Botco.ai published a survey in late August reporting that 73% of mental health facilities increased their online support tools in 2022 and 89% of mental health executives say AI-enabled chat improved mental health care accessibility for patients.

Of the 120 executive respondents, 41% said they believe that the pandemic made mental health treatment harder to access and 55% said the pandemic further decreased access for racial minorities and LGBTQ+ populations.

Online tools like chatbots were credited with connecting patients to care 49% of the time while other forms of outreach were less common, such as word of mouth (25%), doctor recommendations (19%) or advertisements (7%).

Conversational AI tools were already in place in 61% of the facilities surveyed which included mental health facilities, behavioral health organizations, addiction treatment providers and rehabilitation centers.

The report showed that the benefits extended to health professionals who can defer tedious work to the bot and work to the top of their license, providing care.

Botco.ai found that 76% of facilities used automated chat tools to ease intake processes, with 83% using the tool to verify insurance benefits.

Decreasing and streamlining administrative burden 

After the point of care, insights collected from Botco.ai are integrated into the provider’s electronic health records system to decrease administrative burden for clinicians and admin staff.
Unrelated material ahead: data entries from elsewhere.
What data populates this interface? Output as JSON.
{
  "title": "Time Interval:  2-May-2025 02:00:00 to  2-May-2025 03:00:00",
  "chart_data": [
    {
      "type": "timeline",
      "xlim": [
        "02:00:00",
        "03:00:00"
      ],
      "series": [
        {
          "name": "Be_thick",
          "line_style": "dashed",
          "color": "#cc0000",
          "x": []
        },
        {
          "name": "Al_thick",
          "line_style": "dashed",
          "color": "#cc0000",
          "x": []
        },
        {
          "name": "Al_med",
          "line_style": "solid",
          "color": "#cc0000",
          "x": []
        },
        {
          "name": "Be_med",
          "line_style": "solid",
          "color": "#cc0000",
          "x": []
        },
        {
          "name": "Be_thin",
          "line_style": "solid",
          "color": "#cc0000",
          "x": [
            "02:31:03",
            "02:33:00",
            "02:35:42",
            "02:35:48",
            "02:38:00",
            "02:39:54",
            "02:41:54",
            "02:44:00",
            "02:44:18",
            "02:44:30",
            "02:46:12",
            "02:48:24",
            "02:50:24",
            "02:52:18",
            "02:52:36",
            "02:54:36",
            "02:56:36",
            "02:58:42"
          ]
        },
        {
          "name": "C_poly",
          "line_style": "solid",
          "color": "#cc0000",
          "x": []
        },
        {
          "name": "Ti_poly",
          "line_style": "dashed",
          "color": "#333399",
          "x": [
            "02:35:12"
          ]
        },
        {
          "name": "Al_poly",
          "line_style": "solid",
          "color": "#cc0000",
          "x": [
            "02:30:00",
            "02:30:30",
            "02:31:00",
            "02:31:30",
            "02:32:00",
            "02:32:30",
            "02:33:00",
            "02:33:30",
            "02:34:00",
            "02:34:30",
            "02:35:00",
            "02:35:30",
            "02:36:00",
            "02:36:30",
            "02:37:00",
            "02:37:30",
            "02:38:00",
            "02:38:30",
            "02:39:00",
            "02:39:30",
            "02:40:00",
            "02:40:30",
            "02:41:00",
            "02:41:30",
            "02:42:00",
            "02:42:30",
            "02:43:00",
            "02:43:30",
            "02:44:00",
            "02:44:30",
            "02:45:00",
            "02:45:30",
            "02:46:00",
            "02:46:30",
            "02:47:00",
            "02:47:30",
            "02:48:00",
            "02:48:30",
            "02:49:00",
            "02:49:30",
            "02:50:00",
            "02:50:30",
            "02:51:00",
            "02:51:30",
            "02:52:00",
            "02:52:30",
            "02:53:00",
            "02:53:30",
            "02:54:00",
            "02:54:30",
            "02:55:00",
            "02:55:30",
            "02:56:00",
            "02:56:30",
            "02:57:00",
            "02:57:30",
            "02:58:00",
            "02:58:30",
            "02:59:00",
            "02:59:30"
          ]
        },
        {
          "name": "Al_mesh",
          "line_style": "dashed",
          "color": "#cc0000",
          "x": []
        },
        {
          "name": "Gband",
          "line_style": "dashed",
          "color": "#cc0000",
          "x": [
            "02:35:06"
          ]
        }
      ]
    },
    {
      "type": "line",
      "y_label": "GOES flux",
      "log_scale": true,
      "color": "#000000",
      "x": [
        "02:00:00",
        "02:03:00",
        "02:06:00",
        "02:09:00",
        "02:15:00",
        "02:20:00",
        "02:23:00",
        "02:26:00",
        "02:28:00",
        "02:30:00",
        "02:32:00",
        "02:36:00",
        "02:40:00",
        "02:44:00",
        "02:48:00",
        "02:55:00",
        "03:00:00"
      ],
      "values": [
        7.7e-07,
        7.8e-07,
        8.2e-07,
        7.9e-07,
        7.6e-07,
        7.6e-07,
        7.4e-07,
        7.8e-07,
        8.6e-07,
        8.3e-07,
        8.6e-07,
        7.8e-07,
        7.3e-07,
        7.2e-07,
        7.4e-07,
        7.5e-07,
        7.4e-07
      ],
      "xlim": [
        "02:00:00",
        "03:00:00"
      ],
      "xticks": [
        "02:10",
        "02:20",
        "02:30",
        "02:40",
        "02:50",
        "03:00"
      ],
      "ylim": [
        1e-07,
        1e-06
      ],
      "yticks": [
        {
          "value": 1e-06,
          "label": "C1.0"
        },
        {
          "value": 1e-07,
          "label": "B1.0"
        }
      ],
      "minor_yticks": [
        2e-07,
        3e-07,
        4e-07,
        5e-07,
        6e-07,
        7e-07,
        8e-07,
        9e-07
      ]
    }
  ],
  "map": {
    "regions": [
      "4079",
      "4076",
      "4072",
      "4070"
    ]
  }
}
Pegasystems is an API provider that also works to decrease friction in workflow by speeding up interactions and getting patients the care they need faster through AI. Pegasystems’ vice president of healthcare and life sciences Kelli Bravo sees AI as a key tool to help healthcare employees save time on copy and pasting.

She uses the example of a client that communicates with customers on 919 different channels. Pegasystems can accommodate this high, complex volume while tailoring messages for customers.

“There are a lot of dimensions that we're seeing today,” Bravo said. “Banks and financial institutions started being smart about this; Amazon is excellent at this. What we're trying to do is adapt that capability into the healthcare realm, because it does matter. People want to be able to relate to the context, they want to know and understand who they are, and they want to have empathy, we actually can dial in empathy.”

AI can notify health system workers that a region has recently experienced a forest fire so the next time someone calls to talk about a bill, “the system will say, Look, this region needs to have a different conversation.”

Other prompts can be served up like whether a patient has searched for information related to diabetes the last five times they’ve been on the health provider’s website. That way, providers can better inform their care and answer the questions patients might not even know how to ask. Interactions are more fruitful, giving providers a sense of satisfaction, according to Bravo.

The system also analyzes workflows and prioritizes the task most valuable to the corner of the health system in question. For example, when assisting payers, Pegasystems’ AI chooses which insurance claim is the timeliest and places that at the top of the list.

“That's a huge value of AI predicting what's the value-added work and getting that work prioritized and done and then distributing it to the right people based on what they're great at,” Bravo said. “It helps with retention and also helps with training. It gets so much faster, the system can develop workflows to guide you through the process.”

AI can allow for human-to-human engagement with patients or health plan members, Bravo said.